及川:ジーニアスでは案件をお受けする際に、「その会社自体に魅力があるか」と「その人材の採用について、経営層が意思決定されているか」を重視しています。今回は石田社長から電話をいただき、具体的な課題と要望から人材の必要性を感じ、代表の本気度も伝わってきました。また、イシダテックは知る人ぞ知る、業界内で評価の高い企業です。過去にも「ハードウェア×AI」の事例を複数持たれ、学会発表もされていたので、候補者にそこが伝えられれば良い出会いを提供できるだろうと考えました。

石田:「スピードと深さが違う」といった及川さんの印象は、そうした思いから来たものだったんですね。

及川:そこがジーニアスとして強く心がけている点です。
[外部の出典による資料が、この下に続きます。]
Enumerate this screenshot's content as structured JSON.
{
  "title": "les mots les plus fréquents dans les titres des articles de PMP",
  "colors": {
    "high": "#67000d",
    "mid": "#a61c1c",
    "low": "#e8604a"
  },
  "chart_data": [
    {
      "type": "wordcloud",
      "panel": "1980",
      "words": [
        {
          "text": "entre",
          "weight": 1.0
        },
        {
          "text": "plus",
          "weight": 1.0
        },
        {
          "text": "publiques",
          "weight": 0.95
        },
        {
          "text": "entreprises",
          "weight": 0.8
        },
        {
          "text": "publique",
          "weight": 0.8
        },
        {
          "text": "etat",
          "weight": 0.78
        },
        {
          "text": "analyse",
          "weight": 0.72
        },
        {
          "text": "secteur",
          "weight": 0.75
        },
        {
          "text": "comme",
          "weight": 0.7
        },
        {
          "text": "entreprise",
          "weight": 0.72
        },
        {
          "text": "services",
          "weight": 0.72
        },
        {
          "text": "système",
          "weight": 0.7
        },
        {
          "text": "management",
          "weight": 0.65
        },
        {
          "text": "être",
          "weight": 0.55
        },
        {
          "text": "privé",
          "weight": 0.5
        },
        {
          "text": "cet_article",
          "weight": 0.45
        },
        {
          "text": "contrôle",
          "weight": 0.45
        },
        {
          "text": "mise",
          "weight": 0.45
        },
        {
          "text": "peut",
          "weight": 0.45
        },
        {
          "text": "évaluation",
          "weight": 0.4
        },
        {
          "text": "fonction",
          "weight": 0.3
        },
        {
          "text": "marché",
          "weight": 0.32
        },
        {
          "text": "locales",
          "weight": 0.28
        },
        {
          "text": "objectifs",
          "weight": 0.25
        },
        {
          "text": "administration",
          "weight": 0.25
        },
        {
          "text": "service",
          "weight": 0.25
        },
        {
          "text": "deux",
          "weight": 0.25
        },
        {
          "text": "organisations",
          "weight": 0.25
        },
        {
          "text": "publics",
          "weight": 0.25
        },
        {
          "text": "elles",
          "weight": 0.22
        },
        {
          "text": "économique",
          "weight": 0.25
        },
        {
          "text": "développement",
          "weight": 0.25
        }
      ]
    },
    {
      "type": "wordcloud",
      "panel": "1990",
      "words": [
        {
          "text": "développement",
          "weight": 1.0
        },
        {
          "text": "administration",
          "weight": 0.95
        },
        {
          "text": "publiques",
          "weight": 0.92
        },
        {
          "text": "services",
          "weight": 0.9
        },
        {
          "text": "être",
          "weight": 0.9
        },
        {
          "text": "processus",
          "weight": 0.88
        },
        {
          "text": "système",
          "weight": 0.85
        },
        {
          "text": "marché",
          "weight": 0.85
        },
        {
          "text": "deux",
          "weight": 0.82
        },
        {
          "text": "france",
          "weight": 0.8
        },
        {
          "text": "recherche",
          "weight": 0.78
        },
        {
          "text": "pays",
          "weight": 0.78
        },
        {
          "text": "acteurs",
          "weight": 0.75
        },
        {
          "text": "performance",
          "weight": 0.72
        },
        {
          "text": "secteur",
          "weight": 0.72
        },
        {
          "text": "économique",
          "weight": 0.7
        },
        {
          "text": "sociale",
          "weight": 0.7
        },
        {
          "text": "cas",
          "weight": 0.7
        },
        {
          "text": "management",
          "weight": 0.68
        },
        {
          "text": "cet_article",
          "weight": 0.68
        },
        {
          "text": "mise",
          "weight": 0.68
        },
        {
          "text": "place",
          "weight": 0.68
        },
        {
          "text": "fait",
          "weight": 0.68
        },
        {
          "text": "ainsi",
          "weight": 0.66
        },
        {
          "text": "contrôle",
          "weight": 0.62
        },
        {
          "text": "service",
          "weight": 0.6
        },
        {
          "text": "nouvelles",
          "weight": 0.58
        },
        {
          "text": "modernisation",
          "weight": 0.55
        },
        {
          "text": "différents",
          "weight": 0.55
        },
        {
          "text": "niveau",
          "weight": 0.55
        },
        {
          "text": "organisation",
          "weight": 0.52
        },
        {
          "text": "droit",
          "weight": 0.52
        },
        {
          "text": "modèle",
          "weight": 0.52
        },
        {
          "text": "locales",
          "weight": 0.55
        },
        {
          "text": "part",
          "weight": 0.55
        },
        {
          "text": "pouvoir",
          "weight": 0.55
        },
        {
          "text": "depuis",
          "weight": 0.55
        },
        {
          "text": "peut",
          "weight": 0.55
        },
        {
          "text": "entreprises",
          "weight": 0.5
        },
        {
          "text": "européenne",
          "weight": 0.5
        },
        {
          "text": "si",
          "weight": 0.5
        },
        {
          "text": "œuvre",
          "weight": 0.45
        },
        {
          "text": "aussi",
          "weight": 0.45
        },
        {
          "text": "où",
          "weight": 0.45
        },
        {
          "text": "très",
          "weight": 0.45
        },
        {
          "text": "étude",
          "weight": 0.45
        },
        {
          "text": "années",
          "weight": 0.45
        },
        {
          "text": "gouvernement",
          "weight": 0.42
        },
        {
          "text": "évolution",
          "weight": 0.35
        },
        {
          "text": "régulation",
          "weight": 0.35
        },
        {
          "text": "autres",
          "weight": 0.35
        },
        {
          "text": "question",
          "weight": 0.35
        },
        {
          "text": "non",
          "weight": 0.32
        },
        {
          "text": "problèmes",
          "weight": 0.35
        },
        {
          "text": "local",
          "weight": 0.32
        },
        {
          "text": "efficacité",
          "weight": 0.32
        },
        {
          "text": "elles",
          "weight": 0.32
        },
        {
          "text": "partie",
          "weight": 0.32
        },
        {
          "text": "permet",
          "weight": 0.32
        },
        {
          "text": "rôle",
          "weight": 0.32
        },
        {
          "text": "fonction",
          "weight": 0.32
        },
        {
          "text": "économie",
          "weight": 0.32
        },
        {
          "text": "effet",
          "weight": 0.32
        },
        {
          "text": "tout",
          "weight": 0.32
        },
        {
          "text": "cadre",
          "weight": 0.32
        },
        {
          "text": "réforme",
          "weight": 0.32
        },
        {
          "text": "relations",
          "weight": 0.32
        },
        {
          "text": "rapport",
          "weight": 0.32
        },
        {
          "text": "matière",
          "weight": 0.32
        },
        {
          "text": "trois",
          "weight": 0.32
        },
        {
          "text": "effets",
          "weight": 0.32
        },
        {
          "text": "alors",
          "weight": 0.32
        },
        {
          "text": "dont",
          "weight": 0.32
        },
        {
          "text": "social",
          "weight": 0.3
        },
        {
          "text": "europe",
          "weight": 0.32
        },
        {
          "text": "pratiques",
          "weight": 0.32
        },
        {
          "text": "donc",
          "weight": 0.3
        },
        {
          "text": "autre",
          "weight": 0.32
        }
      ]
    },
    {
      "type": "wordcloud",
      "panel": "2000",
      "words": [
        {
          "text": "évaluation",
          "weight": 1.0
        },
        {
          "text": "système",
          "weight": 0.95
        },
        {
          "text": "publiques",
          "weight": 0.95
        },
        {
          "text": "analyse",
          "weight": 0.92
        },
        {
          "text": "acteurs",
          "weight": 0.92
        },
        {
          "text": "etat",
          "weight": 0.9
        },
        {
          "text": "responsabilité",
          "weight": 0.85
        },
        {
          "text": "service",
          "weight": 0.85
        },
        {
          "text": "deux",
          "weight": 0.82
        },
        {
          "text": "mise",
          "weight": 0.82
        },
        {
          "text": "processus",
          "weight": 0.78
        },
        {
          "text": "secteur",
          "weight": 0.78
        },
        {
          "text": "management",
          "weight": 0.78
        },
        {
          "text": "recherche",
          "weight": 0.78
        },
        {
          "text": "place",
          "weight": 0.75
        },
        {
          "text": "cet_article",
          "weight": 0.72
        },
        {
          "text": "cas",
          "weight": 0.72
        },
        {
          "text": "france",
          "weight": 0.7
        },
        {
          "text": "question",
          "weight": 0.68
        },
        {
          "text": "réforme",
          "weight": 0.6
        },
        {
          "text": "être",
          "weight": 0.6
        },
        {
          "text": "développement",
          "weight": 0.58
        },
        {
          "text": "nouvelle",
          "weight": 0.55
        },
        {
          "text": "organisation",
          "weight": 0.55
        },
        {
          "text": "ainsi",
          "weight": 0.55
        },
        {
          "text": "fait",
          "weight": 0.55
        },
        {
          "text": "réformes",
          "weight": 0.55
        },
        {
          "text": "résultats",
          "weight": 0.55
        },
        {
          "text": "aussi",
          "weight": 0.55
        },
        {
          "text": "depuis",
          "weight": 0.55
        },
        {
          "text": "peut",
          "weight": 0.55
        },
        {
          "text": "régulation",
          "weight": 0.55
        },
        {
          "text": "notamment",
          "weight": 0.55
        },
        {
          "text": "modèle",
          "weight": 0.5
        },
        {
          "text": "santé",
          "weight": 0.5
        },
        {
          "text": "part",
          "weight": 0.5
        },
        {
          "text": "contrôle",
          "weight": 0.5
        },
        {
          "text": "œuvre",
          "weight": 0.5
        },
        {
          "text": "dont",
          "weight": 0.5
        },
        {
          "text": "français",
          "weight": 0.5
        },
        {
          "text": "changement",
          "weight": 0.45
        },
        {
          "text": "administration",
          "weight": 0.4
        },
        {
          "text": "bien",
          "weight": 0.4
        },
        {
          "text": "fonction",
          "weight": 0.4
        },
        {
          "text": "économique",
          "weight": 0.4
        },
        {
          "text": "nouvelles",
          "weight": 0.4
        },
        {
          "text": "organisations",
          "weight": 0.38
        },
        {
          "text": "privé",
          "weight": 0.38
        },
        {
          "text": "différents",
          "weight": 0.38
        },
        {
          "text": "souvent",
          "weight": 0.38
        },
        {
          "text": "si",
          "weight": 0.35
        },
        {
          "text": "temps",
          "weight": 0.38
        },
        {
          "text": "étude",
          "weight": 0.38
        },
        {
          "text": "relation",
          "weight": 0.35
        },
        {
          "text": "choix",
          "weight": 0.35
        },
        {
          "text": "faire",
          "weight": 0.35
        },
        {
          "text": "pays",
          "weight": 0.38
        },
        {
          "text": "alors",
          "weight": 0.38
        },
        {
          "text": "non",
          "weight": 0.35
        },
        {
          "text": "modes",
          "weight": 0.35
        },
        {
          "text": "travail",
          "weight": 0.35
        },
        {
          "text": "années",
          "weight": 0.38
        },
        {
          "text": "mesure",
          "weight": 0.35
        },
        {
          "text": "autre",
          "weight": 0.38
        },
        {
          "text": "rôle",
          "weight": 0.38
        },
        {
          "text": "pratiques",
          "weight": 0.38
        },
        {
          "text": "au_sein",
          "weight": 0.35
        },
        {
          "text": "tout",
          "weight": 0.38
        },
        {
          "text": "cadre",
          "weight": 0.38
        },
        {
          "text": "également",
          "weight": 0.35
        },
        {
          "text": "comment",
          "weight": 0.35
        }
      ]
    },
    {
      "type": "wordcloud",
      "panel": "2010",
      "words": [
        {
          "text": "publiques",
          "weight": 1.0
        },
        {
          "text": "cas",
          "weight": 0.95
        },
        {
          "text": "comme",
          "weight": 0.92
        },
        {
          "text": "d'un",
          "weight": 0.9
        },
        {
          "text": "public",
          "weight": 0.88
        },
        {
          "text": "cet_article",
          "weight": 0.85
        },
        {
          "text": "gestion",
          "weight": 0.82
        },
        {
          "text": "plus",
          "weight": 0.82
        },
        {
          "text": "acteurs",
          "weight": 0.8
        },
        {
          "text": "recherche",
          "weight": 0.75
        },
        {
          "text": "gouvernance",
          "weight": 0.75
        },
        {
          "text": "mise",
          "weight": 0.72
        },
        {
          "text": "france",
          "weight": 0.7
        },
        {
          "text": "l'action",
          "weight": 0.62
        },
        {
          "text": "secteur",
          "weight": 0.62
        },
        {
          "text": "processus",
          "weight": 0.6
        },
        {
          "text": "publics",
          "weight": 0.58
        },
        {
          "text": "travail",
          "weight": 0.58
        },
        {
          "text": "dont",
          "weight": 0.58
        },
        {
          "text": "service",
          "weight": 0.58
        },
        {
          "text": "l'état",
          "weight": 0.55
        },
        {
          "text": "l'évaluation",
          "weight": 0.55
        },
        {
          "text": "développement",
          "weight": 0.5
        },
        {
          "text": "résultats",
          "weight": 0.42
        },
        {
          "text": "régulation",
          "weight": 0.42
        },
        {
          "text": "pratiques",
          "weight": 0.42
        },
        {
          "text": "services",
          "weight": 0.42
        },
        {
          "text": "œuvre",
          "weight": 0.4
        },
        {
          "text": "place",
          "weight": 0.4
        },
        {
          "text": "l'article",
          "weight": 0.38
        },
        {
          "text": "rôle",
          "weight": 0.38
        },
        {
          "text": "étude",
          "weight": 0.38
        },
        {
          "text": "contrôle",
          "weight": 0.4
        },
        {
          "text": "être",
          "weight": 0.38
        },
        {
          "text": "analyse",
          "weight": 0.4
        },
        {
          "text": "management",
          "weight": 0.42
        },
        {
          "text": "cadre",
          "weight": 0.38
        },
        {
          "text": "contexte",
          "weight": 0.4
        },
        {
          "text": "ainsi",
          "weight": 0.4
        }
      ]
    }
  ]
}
それで胸襟を開いていただき、事業についても人材についてもすぐ相談してもらえればと思っています。
そうして、お客様のビジネスについて当社としてもしっかり学び、経営陣と対話させていただいたうえで、その思いを代行して候補者にきちんと伝え、適切な形でご紹介するというところにジーニアスのサービスの付加価値があるのです。

すると、石田社長のなかでも、今後の人材戦略を考えるときにジーニアスの存在は大きいですか。
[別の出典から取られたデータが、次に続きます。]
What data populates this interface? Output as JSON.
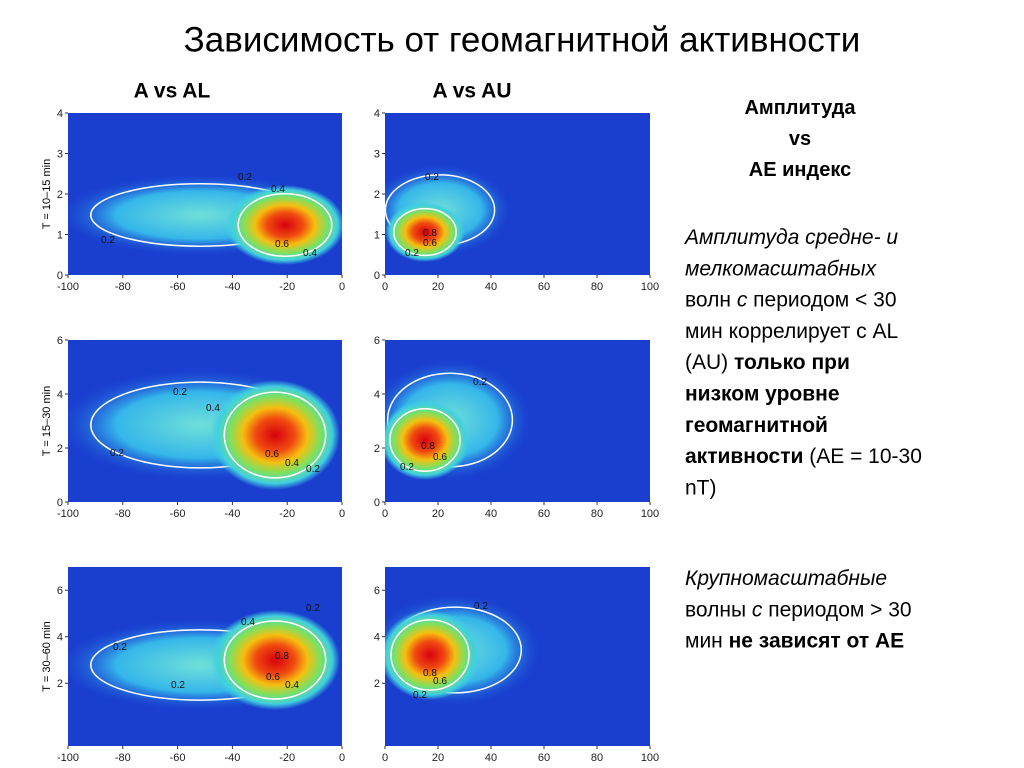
{
  "title": "Зависимость от геомагнитной активности",
  "column_titles": [
    "A  vs  AL",
    "A  vs  AU"
  ],
  "xlim_al": [
    -100,
    0
  ],
  "xticks_al": [
    -100,
    -80,
    -60,
    -40,
    -20,
    0
  ],
  "xlim_au": [
    0,
    100
  ],
  "xticks_au": [
    0,
    20,
    40,
    60,
    80,
    100
  ],
  "rows": [
    {
      "ylabel": "T = 10–15 min",
      "ylim": [
        0,
        4
      ],
      "yticks": [
        0,
        1,
        2,
        3,
        4
      ],
      "contour_labels_al": [
        0.2,
        0.4,
        0.2,
        0.6,
        0.4
      ],
      "contour_labels_au": [
        0.2,
        0.8,
        0.6,
        0.2
      ]
    },
    {
      "ylabel": "T = 15–30 min",
      "ylim": [
        0,
        6
      ],
      "yticks": [
        0,
        2,
        4,
        6
      ],
      "contour_labels_al": [
        0.2,
        0.4,
        0.2,
        0.6,
        0.4,
        0.2
      ],
      "contour_labels_au": [
        0.2,
        0.8,
        0.6,
        0.2
      ]
    },
    {
      "ylabel": "T = 30–60 min",
      "ylim": [
        -0.7,
        7
      ],
      "yticks": [
        2,
        4,
        6
      ],
      "contour_labels_al": [
        0.2,
        0.4,
        0.2,
        0.8,
        0.6,
        0.4,
        0.2
      ],
      "contour_labels_au": [
        0.2,
        0.8,
        0.6,
        0.2
      ]
    }
  ],
  "side_heading": [
    "Амплитуда",
    "vs",
    "AE индекс"
  ],
  "paragraphs": [
    [
      [
        {
          "text": "Амплитуда средне- и",
          "style": "i"
        }
      ],
      [
        {
          "text": "мелкомасштабных",
          "style": "i"
        }
      ],
      [
        {
          "text": "волн ",
          "style": "n"
        },
        {
          "text": "с",
          "style": "i"
        },
        {
          "text": " периодом < 30",
          "style": "n"
        }
      ],
      [
        {
          "text": "мин коррелирует с AL",
          "style": "n"
        }
      ],
      [
        {
          "text": "(AU) ",
          "style": "n"
        },
        {
          "text": "только при",
          "style": "b"
        }
      ],
      [
        {
          "text": "низком уровне",
          "style": "b"
        }
      ],
      [
        {
          "text": "геомагнитной",
          "style": "b"
        }
      ],
      [
        {
          "text": "активности",
          "style": "b"
        },
        {
          "text": " (AE = 10-30",
          "style": "n"
        }
      ],
      [
        {
          "text": "nT)",
          "style": "n"
        }
      ]
    ],
    [
      [
        {
          "text": "Крупномасштабные",
          "style": "i"
        }
      ],
      [
        {
          "text": "волны ",
          "style": "n"
        },
        {
          "text": "с",
          "style": "i"
        },
        {
          "text": " периодом > 30",
          "style": "n"
        }
      ],
      [
        {
          "text": "мин ",
          "style": "n"
        },
        {
          "text": "не зависят от AE",
          "style": "b"
        }
      ]
    ]
  ]
}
石田:そのとおりで、非常に変わりました。事業計画を立てて、フェーズごとに必要な人材を想像するときに、「また及川さんに頼めばいい」といった安心感があります。

及川:有難いことで、具体的な採用案件になる手前から、ちょっとした相談も頻繁にさせていただいています。「こういう人材はいるか」「このくらいの年収で採用できそうか」といった点を、電話でもテキストベースでもかなり小まめにやり取りしていますね。その積み重ねがあるから、お客様の事業計画や人材戦略に沿ったご提案ができるのです。

石田:イシダテックではサービスの品質について、「結果品質」と「プロセス品質」の2種類があるといっています。結果だけみれば○○を処理する装置というだけですが、それを形のないところからお客様と一緒に作っていき、そのプロセスの中で迅速に真心を込めて対応したという「プロセス品質」が大事。ワンショットでなく蓄積していくものであり、別の案件でも一番に想起してもらえるようになる。ジーニアスさんの価値も、そういうことですね。

及川:ありがとうございます。引き続き良いプロセスを重ねて、御社の未来を一緒に作らせてください。